Nagios is a widespread open-source monitoring tool used for supervising infrastructure, such as servers, network devices etc. It is highly customizable and has a huge community of users worldwide. This guide will not go into depth about Nagios itself.
The basic steps to a Nagios installation are the following:
For each device which is to be monitored by Nagios, a host has to be added to the config. Hosts are the main objects within Nagios. Each host has a host-alive-check, which is a basic check done by Nagios to see if the device is physically reachable (usually a 'ping'). All additional checks are called services and need to be configured separately, and then assigned to hosts.

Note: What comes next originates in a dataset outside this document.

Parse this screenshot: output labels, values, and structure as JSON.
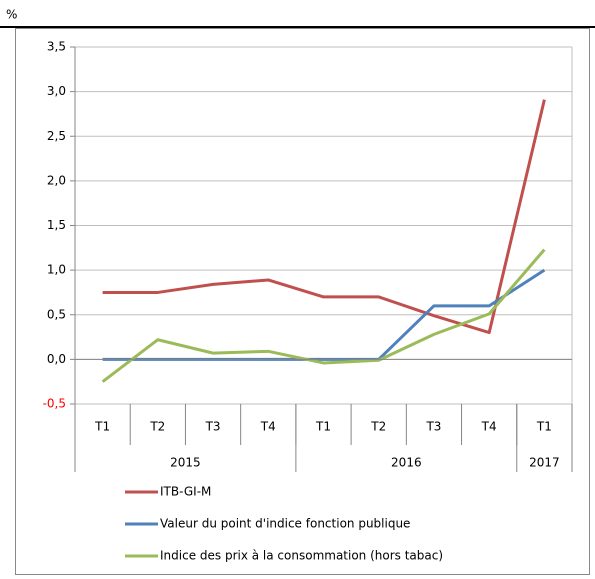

Nagios allows hosts and services to be grouped to hostgroups or servicegroups for a better overview. Nagios also allows hosts and services to have parent-hosts or parent-services. If one of the parents fails, any events triggered by underlying objects will be correlated (e.g. ignored).
There is a physical limit to the amount of services that one Nagios instance can monitor. Using certain plugins, it is possible to set up a distributed Nagios hierarchy. Certain servers within the structure are then resposible for actively checking the devices. These servers are called collectors.
The results they gather are then forwarded to a central server, which runs the web-interface. This server is called the monitor server. It is typically also responsible for sending out alarms. The monitor can also be configured to check for stale services, meaning that alarms will be trigerred, if a collector fails to send new information about a device for a specific amount of time (passive checking).